As an instructor of over 20 years, I have had my share of co-teaching model experiences. Most of them were very good experiences. Some of them were difficult situations. However, I still believe a true co-teaching method is effective for both the special education student and the regular education student.

Co-teaching is a method of teaching students with two certified teachers. One teacher is a special education instructor and the other instructor is a regular education teacher. Both teachers are serving the needs of ALL students in the classroom.

Research indicates that co-teaching benefits both the students and the instructor. Both teachers have strengths and both have weaknesses. Hopefully, the area one teacher has a weakness; the other teacher has strength.

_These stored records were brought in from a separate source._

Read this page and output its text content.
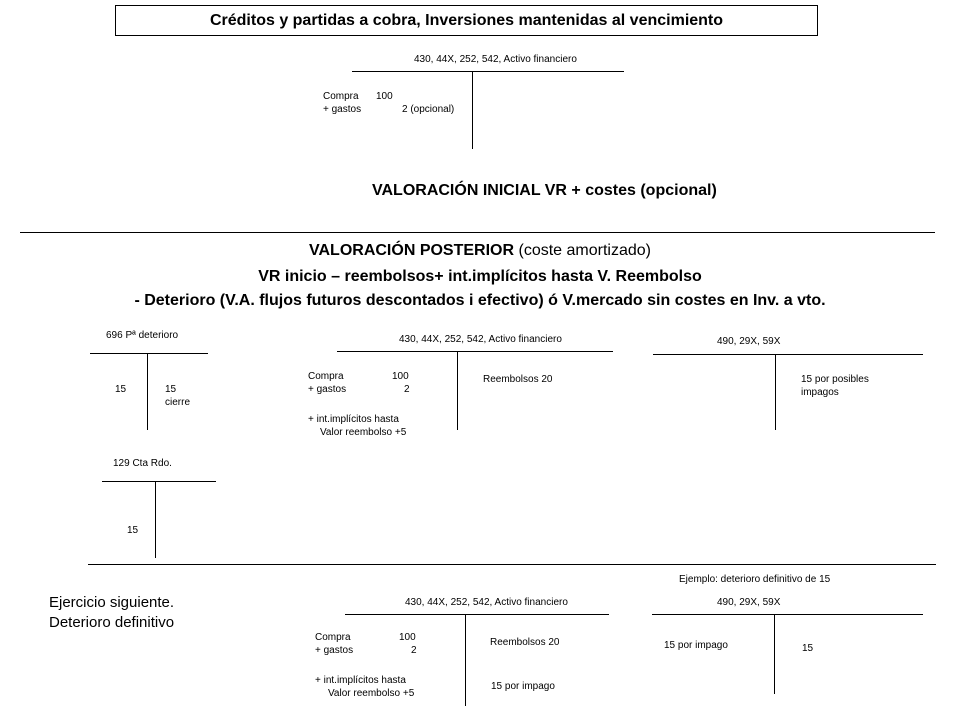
Créditos y partidas a cobra, Inversiones mantenidas al vencimiento
430, 44X, 252, 542, Activo financiero
Compra 100
+ gastos	2 (opcional)
VALORACIÓN INICIAL VR + costes (opcional)
VALORACIÓN POSTERIOR (coste amortizado)
VR inicio – reembolsos+ int.implícitos hasta V. Reembolso
- Deterioro (V.A. flujos futuros descontados i efectivo) ó V.mercado sin costes en Inv. a vto.
696 Pª deterioro
15	15
cierre
430, 44X, 252, 542, Activo financiero
Compra	100
+ gastos	2
+ int.implícitos hasta
Valor reembolso +5
Reembolsos 20
490, 29X, 59X
15 por posibles
impagos
129 Cta Rdo.
15
Ejemplo: deterioro definitivo de 15
Ejercicio siguiente.
Deterioro definitivo
430, 44X, 252, 542, Activo financiero
Compra	100
+ gastos	2
+ int.implícitos hasta
Valor reembolso +5
Reembolsos 20
15 por impago
490, 29X, 59X
15 por impago	15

In one of my co-teaching experiences, I taught with a special education teacher who was excellent in math. Math is not my strongest subject to teach. So, he compensated my weakness in the deep understanding of the teaching of math. My strength was in reading comprehension. We planned together and created activities for both subject areas, but I became the supportive co-teacher in math and he was the lead co-teacher. The roles were reversed when we taught reading.

Co-teaching is not something to be taken for granted. Both instructors have to be willing to participate and schedule planned times to plan upcoming lessons and assessments.

Teaching is not the only thing the co-teachers share. They share the grading, the discipline and, most importantly, they share the students. There should never be a line drawn between YOUR kids and MY kids. They are both of YOUR kids.

All co-teaching strategies are effective if implemented correctly, and both teachers should fully understand what is expected of them. There are many co-teaching, models:

· one teach, one observe= one teacher has the primary role of teaching while the other teacher observes students

· one teach, one assist= one teacher is the primary teacher, the other teacher mainly assists in teaching the lessons. This model is best when you have a paraprofessional or non-certified staff in the classroom with the certified teacher

· station teaching= the teachers teach using a station model. The students are divided into groups and rotate between both of the teachers for instruction at the different stations

· parallel teaching= each teacher teach half the students. Both teachers teach all students. The special education teacher does not only teach special education students and the regular education teacher the regular students. All the students are mixed up according to the student’s needs and the teachers teach all students

· supplemental teaching= one teacher works with the students who have mastered the content and the other teacher works with the students needed more support in mastering the content

· alternative teaching= both teachers teach the content, however, one teacher teaches one way of learning the content, and the other teacher teaches the concept in a different way. This works best in math classes where one teacher teaches one method to solve a math problem and the other teacher teaches a different method of solving the math problem.